It's pissing me off.
Good news, there's an interactive interpreter (sometimes called REPL) for chef, named shef. The bad news? Configuring your jenkins instance without trashing the current one is still thorny.
So, imagine you bring up your instance and it's completely live. Tries to process jobs, and do things. Whoops! Shove that thing into quiet mode a couple of times, and disable the master executor.
Also, I set the jenkins package to purge. That was bad. Purge removes the package, but it also does things like delete the jenkins user and nuke the working directory. Don't do that if you want to keep your job configurations and build history.
Also, if you set a pub ssh key on a jenkins user, and it's the same one as your jenkins root user, you will always fail to use the cli jar, so don't do that (jenkins cli steps will try to use the identities found in ~/.ssh, which fails when AD auth is on).

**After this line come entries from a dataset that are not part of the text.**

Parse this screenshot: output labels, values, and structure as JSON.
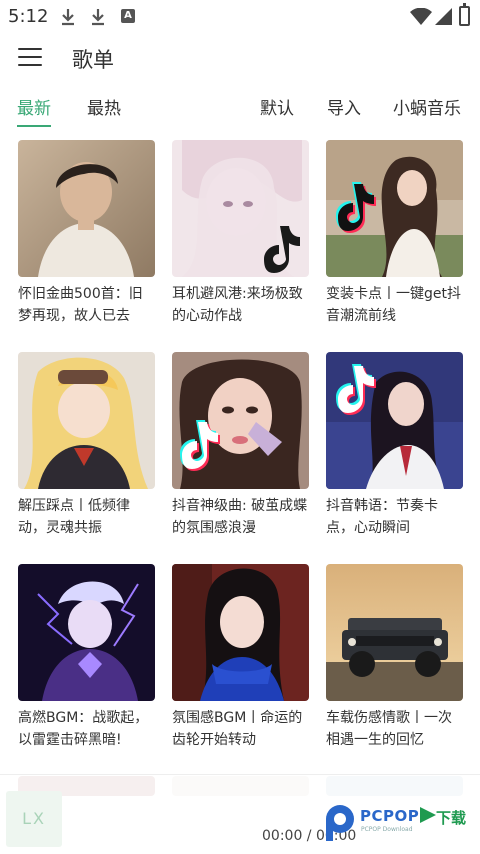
{
  "status_bar": {
    "time": "5:12",
    "icons": [
      "download-icon",
      "download-icon",
      "a-icon",
      "wifi-icon",
      "signal-icon",
      "battery-icon"
    ]
  },
  "app_bar": {
    "title": "歌单"
  },
  "tabs": {
    "latest": "最新",
    "hottest": "最热",
    "default": "默认",
    "import": "导入",
    "source": "小蜗音乐"
  },
  "playlists": [
    {
      "title": "怀旧金曲500首：旧梦再现，故人已去"
    },
    {
      "title": "耳机避风港:来场极致的心动作战"
    },
    {
      "title": "变装卡点丨一键get抖音潮流前线"
    },
    {
      "title": "解压踩点丨低频律动，灵魂共振"
    },
    {
      "title": "抖音神级曲: 破茧成蝶的氛围感浪漫"
    },
    {
      "title": "抖音韩语：节奏卡点，心动瞬间"
    },
    {
      "title": "高燃BGM：战歌起，以雷霆击碎黑暗!"
    },
    {
      "title": "氛围感BGM丨命运的齿轮开始转动"
    },
    {
      "title": "车载伤感情歌丨一次相遇一生的回忆"
    }
  ],
  "player": {
    "logo": "LX",
    "time": "00:00 / 00:00"
  },
  "watermark": {
    "text": "PCPOP",
    "suffix": "下载",
    "sub": "PCPOP Download"
  },
  "colors": {
    "accent": "#3aa876",
    "watermark_blue": "#2a67c9",
    "watermark_green": "#1f9a50"
  }
}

Today is adding slaves day.
It turned out to be only partly lame.
Adding a linux slave to the master with the ssh variant was ok, but the connection keeps not working. It turns out, after burning a day on this, that the jiggery-pokery that is the groovy/rooby serialization/bridge is a house of cards. The ssh-slave's modern version deprecated a key function, and it caused the generation of new useless credentials for the slave, with its name set to the uuid4 of the real key wanted, and a null pointer exception when trying to connect. Because there was no valid credential for the slave to connect with.

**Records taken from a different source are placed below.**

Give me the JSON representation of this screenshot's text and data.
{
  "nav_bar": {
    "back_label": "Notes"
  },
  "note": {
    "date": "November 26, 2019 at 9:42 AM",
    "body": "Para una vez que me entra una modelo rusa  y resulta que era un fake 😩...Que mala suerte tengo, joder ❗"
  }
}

One can only hope for some kind of sweet powershell connection to windows in the future (from the jenkins host), because rolling out the windows slave is going to be a brand new recipe / chef install on staging nodes. Good luck wtih that!
Your project homework? Writing a jenkins winrm connector to replace/burn-with-fire the current jenkins windows slave plugin. One could also probably make cash by integrating the chef REPL model into a gui debugger with full-ruby-chef-stack support.